February is American Heart Month, and vascular health and dementia are related. In fact, after Alzheimer’s disease, vascular dementia is the second-most common form of dementia.
Previous posts have addressed the relationship of hypertension and dementia risk. However, a recent study adds some additional critical information about the relationship of heart health and dementia risk.
Recent Research on Stroke and Dementia
A 2018 University of Exeter (UK) study undertook a meta-analysis of data on stroke and dementia risk from a world-wide pool of 3.2 million people across 48 studies.
Lifetime history of stroke was associated with a 70% increase in dementia risk, and recent stroke with a 50% risk increase. The association between stroke and dementia development was somewhat higher in men than women. Importantly, researchers controlled for blood pressure, diabetes, and cardiovascular disease in the analysis.
Volume of lesions, location, and presence of multiple lesions may also have predictive value. Also, a stroke may accelerate dementia by diminishing amyloid clearance, increasing auto-immune response, and damaging vascular tissues.
Tracking Cognitive Health After a Stroke
Researchers in the study suggest that stroke prevention and post-stroke rehabilitation could both play a role in reducing the impact of stroke. These results amplify both the urgency and opportunity to address hypertension and stroke risk as modifiable risk factors in dementia.

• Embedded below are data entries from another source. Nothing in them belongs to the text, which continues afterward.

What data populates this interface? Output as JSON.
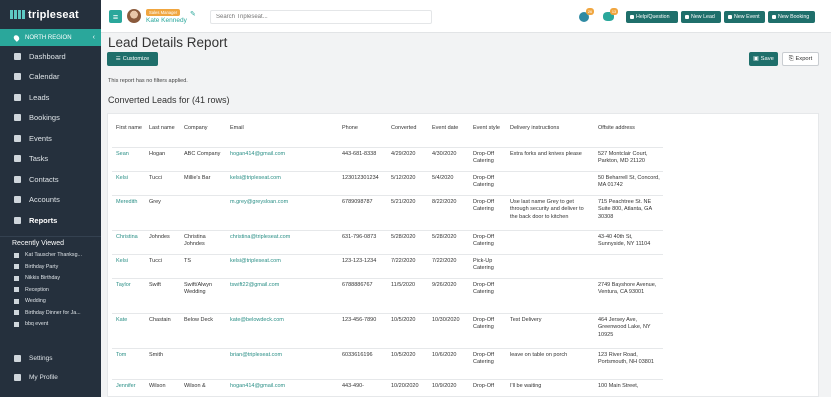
{
  "app": {
    "logo": "tripleseat"
  },
  "sidebar": {
    "region": "NORTH REGION",
    "items": [
      {
        "label": "Dashboard",
        "icon": "dashboard-icon"
      },
      {
        "label": "Calendar",
        "icon": "calendar-icon"
      },
      {
        "label": "Leads",
        "icon": "megaphone-icon"
      },
      {
        "label": "Bookings",
        "icon": "bookmark-icon"
      },
      {
        "label": "Events",
        "icon": "flag-icon"
      },
      {
        "label": "Tasks",
        "icon": "checkbox-icon"
      },
      {
        "label": "Contacts",
        "icon": "users-icon"
      },
      {
        "label": "Accounts",
        "icon": "building-icon"
      },
      {
        "label": "Reports",
        "icon": "bar-chart-icon"
      }
    ],
    "recently_viewed_title": "Recently Viewed",
    "recently_viewed": [
      "Kat Tauscher Thanksg...",
      "Birthday Party",
      "Nikkis Birthday",
      "Reception",
      "Wedding",
      "Birthday Dinner for Ja...",
      "bbq event"
    ],
    "bottom": [
      {
        "label": "Settings",
        "icon": "gear-icon"
      },
      {
        "label": "My Profile",
        "icon": "user-icon"
      }
    ]
  },
  "topbar": {
    "user_badge": "Sales Manager",
    "user_name": "Kate Kennedy",
    "search_placeholder": "Search Tripleseat...",
    "globe_badge": "26",
    "chat_badge": "13",
    "buttons": [
      "Help/Question",
      "New Lead",
      "New Event",
      "New Booking"
    ]
  },
  "page": {
    "title": "Lead Details Report",
    "customize": "Customize",
    "save": "Save",
    "export": "Export",
    "filter_note": "This report has no filters applied.",
    "section_title": "Converted Leads for (41 rows)"
  },
  "table": {
    "headers": [
      "First name",
      "Last name",
      "Company",
      "Email",
      "Phone",
      "Converted",
      "Event date",
      "Event style",
      "Delivery instructions",
      "Offsite address"
    ],
    "rows": [
      [
        "Sean",
        "Hogan",
        "ABC Company",
        "hogan414@gmail.com",
        "443-681-8338",
        "4/29/2020",
        "4/30/2020",
        "Drop-Off Catering",
        "Extra forks and knives please",
        "527 Montclair Court, Parkton, MD 21120"
      ],
      [
        "Kelsi",
        "Tucci",
        "Millie's Bar",
        "kelsi@tripleseat.com",
        "123012301234",
        "5/12/2020",
        "5/4/2020",
        "Drop-Off Catering",
        "",
        "50 Beharrell St, Concord, MA 01742"
      ],
      [
        "Meredith",
        "Grey",
        "",
        "m.grey@greysloan.com",
        "6789098787",
        "5/21/2020",
        "8/22/2020",
        "Drop-Off Catering",
        "Use last name Grey to get through security and deliver to the back door to kitchen",
        "715 Peachtree St. NE Suite 800, Atlanta, GA 30308"
      ],
      [
        "Christina",
        "Johndes",
        "Christina Johndes",
        "christina@tripleseat.com",
        "631-796-0873",
        "5/28/2020",
        "5/28/2020",
        "Drop-Off Catering",
        "",
        "43-40 40th St, Sunnyside, NY 11104"
      ],
      [
        "Kelsi",
        "Tucci",
        "TS",
        "kelsi@tripleseat.com",
        "123-123-1234",
        "7/22/2020",
        "7/22/2020",
        "Pick-Up Catering",
        "",
        ""
      ],
      [
        "Taylor",
        "Swift",
        "Swift/Alwyn Wedding",
        "tswift22@gmail.com",
        "6788886767",
        "11/5/2020",
        "9/26/2020",
        "Drop-Off Catering",
        "",
        "2749 Bayshore Avenue, Ventura, CA 93001"
      ],
      [
        "Kate",
        "Chastain",
        "Below Deck",
        "kate@belowdeck.com",
        "123-456-7890",
        "10/5/2020",
        "10/30/2020",
        "Drop-Off Catering",
        "Test Delivery",
        "464 Jersey Ave, Greenwood Lake, NY 10925"
      ],
      [
        "Tom",
        "Smith",
        "",
        "brian@tripleseat.com",
        "6033616196",
        "10/5/2020",
        "10/6/2020",
        "Drop-Off Catering",
        "leave on table on porch",
        "123 River Road, Portsmouth, NH 03801"
      ],
      [
        "Jennifer",
        "Wilson",
        "Wilson &",
        "hogan414@gmail.com",
        "443-490-",
        "10/20/2020",
        "10/9/2020",
        "Drop-Off",
        "I'll be waiting",
        "100 Main Street,"
      ]
    ]
  }
}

Tracking cognitive health along with vascular health following a stroke may also be helpful. Validated, digital cognitive assessment tools — like BrainCheck — can allow physicians to see trends in cognitive function over time.
With insight into improvements in or progression of cognitive impairment, BrainCheck can provide clinical decision support and personalized cognitive care planning tools for better patient outcomes.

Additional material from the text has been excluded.